Plaidoyer pour la pantomime anglaise

    La pantomime est un art plus délicat qu'on ne le pense, et bien rare sont les femmes qui savent imprimer à leur geste la tendre intelligence des choses ineffables. Il nous semble qu'en ses débuts naïfs, miss Jane McCillian est de celles-là. Ses origines nous faisaient attendre une de ces acrobates nasillardes, dont on rêve outre-Manche ; une de ces - admirables, certes - artistes de cirque, trapézistes et jongleuses, presque masculines dans leurs manières, et trop rudes à la tâche pour inviter au rêve. Miss McCillian, au contraire, a une silhouette diaphane et diaprée, ses gestes sont spirituels, légers et doux - sans accrocs ni ruptures. On s'étonne qu'elle n'ait pas encore attiré les vers des poètes symbolistes, à l'instar de la Loïe Fuller.

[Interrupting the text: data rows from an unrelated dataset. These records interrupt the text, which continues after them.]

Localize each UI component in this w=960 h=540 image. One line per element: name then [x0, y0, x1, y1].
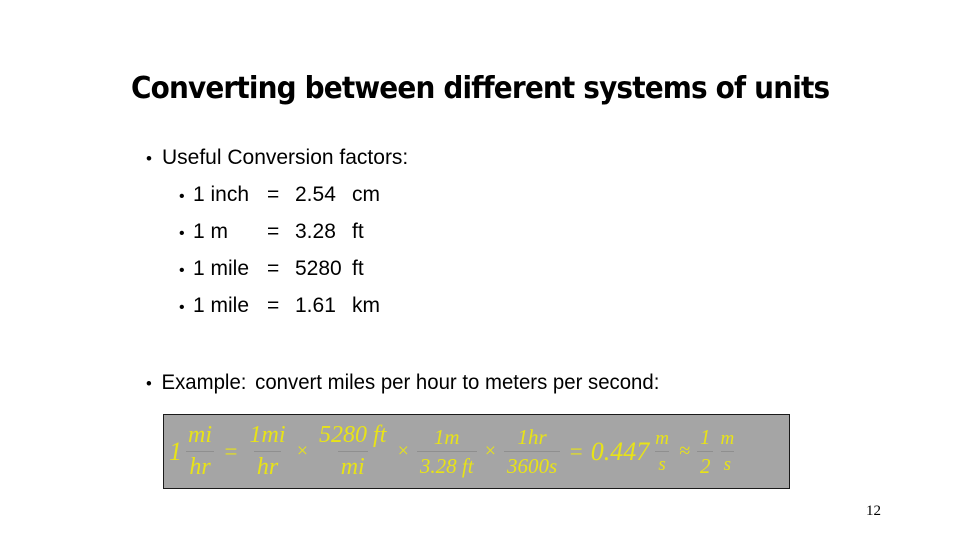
equation-factor-4: 1hr 3600s	[502, 425, 562, 477]
equation-approx-coefficient: 1 2	[695, 425, 716, 477]
bullet-dot-icon: •	[179, 225, 185, 242]
bullet-dot-icon: •	[179, 188, 185, 205]
bullet-dot-icon: •	[146, 149, 152, 168]
equation-factor-numerator: 1mi	[249, 422, 286, 449]
conversion-equals: =	[267, 183, 280, 206]
equation-lhs-numerator: mi	[188, 422, 212, 449]
conversion-equals: =	[267, 220, 280, 243]
equation-result-value: 0.447	[590, 436, 650, 466]
equation-factor-numerator: 1m	[433, 425, 460, 450]
equation-lhs-denominator: hr	[186, 450, 214, 480]
body-content: • Useful Conversion factors: • 1 inch = …	[146, 141, 408, 325]
equation-approx-unit: m s	[715, 427, 739, 475]
equation-factor-numerator: 1hr	[517, 425, 547, 450]
conversion-quantity: 1 inch	[193, 183, 250, 206]
equation-factor-denominator: 3.28 ft	[416, 450, 477, 477]
equation-result-unit: m s	[650, 427, 674, 475]
equation-approx-denominator: 2	[696, 450, 714, 477]
equation-factor-1: 1mi hr	[245, 422, 291, 480]
equation-approx-unit-denominator: s	[720, 450, 735, 475]
equation-approx-sign: ≈	[679, 440, 690, 462]
conversion-value: 3.28	[295, 220, 336, 243]
equation-lhs-fraction: mi hr	[183, 423, 217, 479]
equation-factor-2: 5280 ft mi	[314, 422, 391, 480]
slide-canvas: Converting between different systems of …	[0, 0, 960, 540]
equation-lead-coefficient: 1	[169, 436, 182, 466]
bullet-example: • Example: convert miles per hour to met…	[146, 368, 659, 399]
list-item: • 1 inch = 2.54 cm	[146, 177, 408, 214]
equation-multiply-sign: ×	[483, 440, 498, 462]
conversion-list: • 1 inch = 2.54 cm • 1 m = 3.28 ft • 1 m…	[146, 177, 408, 325]
equation-factor-denominator: hr	[253, 450, 282, 480]
conversion-quantity: 1 mile	[193, 257, 250, 280]
example-text: convert miles per hour to meters per sec…	[255, 371, 660, 394]
equation-result-unit-numerator: m	[655, 427, 669, 449]
slide-number: 12	[866, 503, 881, 519]
bullet-dot-icon: •	[179, 262, 185, 279]
bullet-dot-icon: •	[146, 374, 152, 393]
equation-approx-unit-numerator: m	[720, 427, 735, 449]
bullet-label: Useful Conversion factors:	[162, 146, 409, 169]
example-label: Example:	[161, 371, 247, 394]
equation-equals-sign: =	[223, 438, 239, 464]
conversion-value: 1.61	[295, 294, 336, 317]
equation-factor-denominator: 3600s	[504, 450, 561, 477]
equation-factor-numerator: 5280 ft	[319, 422, 387, 449]
conversion-unit: ft	[352, 220, 364, 243]
list-item: • 1 m = 3.28 ft	[146, 214, 408, 251]
equation-factor-3: 1m 3.28 ft	[415, 425, 479, 477]
conversion-unit: cm	[352, 183, 380, 206]
conversion-quantity: 1 m	[193, 220, 229, 243]
conversion-value: 5280	[295, 257, 342, 280]
equation-result-unit-denominator: s	[655, 450, 669, 475]
bullet-dot-icon: •	[179, 299, 185, 316]
equation-image: 1 mi hr = 1mi hr × 5280 ft mi × 1m 3.28 …	[163, 414, 790, 489]
equation-factor-denominator: mi	[337, 450, 368, 480]
equation-multiply-sign: ×	[295, 440, 310, 462]
conversion-equals: =	[267, 294, 280, 317]
conversion-value: 2.54	[295, 183, 336, 206]
equation-content: 1 mi hr = 1mi hr × 5280 ft mi × 1m 3.28 …	[164, 415, 789, 488]
conversion-unit: km	[352, 294, 380, 317]
bullet-useful-conversion-factors: • Useful Conversion factors:	[146, 141, 408, 176]
conversion-equals: =	[267, 257, 280, 280]
conversion-unit: ft	[352, 257, 364, 280]
equation-multiply-sign: ×	[396, 440, 410, 462]
equation-result-equals-sign: =	[568, 438, 584, 464]
list-item: • 1 mile = 1.61 km	[146, 288, 408, 325]
list-item: • 1 mile = 5280 ft	[146, 251, 408, 288]
page-title: Converting between different systems of …	[131, 71, 830, 106]
equation-approx-numerator: 1	[699, 425, 711, 450]
conversion-quantity: 1 mile	[193, 294, 250, 317]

    On la retrouve, pour l'heure, dans Colombine trahie, pièce de Jules Hibois, et elle y est renversante. Face aux farcesques attitudes du Pierrot, à la goujaterie populaire de l'Arlequin, sous les crincrins des violons de son petit théâtre, elle a des regards doux qui confinent au tragique. Sont-ce ses yeux qui ont gardé pour trace les brumes de la vieille Angleterre ? Toujours est-il que nous espérons bien la retrouver sur de plus grandes scènes, pour y mettre à l'épreuve ce bout de talent qu'elle semble avoir en elle.
Octave Mirot, La Revue mauve, 25 février 1896.